Bij de tienden terug van zijn sterfdag heeft men verleden jaar weer een ogenblik stilgestaan bij de
figuur, van Dirk Schäfer, die gedurende de eerste dertig jaar van deze eeuw in het Nederlandsche
muziekleven en ook Daarbuiten een even merkwaardige als belangrijke plaats innam. Zoals de meeste
herdenkingen was ook deze oppervlakkig en vluchtig en de wijze, waarop de persoonlijkheid van dezen
musicus belicht werd, was tenslotte zeer onvoldoende.

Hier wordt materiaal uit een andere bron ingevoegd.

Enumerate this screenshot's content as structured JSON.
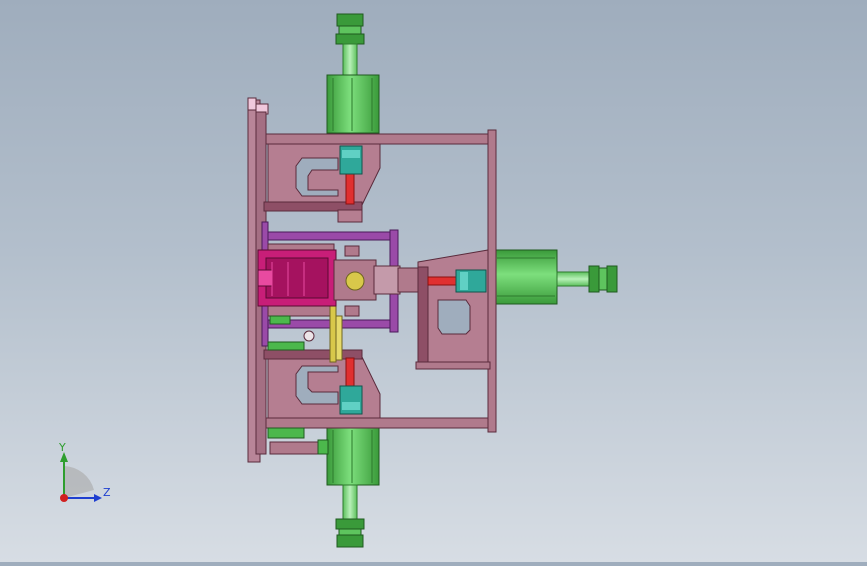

Wat wil men trouwens? Hoe kan men een man, die in de eerste plaats groot is geweest in zijn bezielde
vertolkingen van de meesterwerken der klavierliteratuur, van Bach tot Debussy, herdenken op een
manier, die bevrediging schenkt? Zeker, Schäfer was ook een consciëntieus componist, maar hij moet
zich zelf van de relatieve waarde van zijn scheppingen wel bewust geweest zijn. “Ik ben te productief
voor het reproductieve en wederom te reproductief voor het productieve. Dit beduidt een geestelijke
wanverhouding; waaronder ik zeer geleden heb, te meer. omdat zin voor het evenwichtige een in mij
individuele kenmerk is," getuigt hij van zichzelf met de onkreukbare, artistieke eerlijkheid, die hem
kenmerkt. En elders betoogt hij: „Het is een vereiste. dar, wanneer een componist tevens een groot
virtuoos is, deze zo spoedig mogelijk in de componist onderga. Wanneer niet reeds in het begin het
productieve, het reproductieve verdringt, en voor goed. dan ontwikkelt zich het dualisme, het
reproductieve zal dan altijd winnen (de gemakkelijkste weg of de oplossing).
"Dit dualisme, dat Schäfer zijn hele leven lang een felle strijd heeft gestreden, werd gevoed door het
besef, dat zijn composities scheef in hun tijd stonden. Ook een Rachmaninov heb ik dat eens met veel
bitterheid horen zeggen. Schäfer wist, dat Brahms en Franck de grote afsluiting vormden van een
classicisme, waarvan de geestelijke idee hem zeer verwant was. Hoewel hij de experimenten van
jongeren met grote aandacht volgde en er zich zo ruim als zijn persoonlijkheid toeliet voor openstelde,
lag het zoeken naar nieuwe vormen hem, die den geestelijken inhoud boven alles stelde, slecht en hij
was ontgoocheld over wat Schönberg en anderen produceerden, wat hem aandeed ais barbarisme en
anarchie. Een genie dankt de ontplooiing van zijn uitzonderlijke gaven nimmer uitsluitend aan zichzelf:
de omstandigheden spelen te allen tijde een beslissende rol en in het geval-Schäfer zijn deze
omstandigheden niet bepaald gunstig geweest. Onwillekeurig moet men er aan denken wat er van een
figuur als de zijne geworden zou zijn als hij niet geleefd had in een verbrokkelde overgangstijd.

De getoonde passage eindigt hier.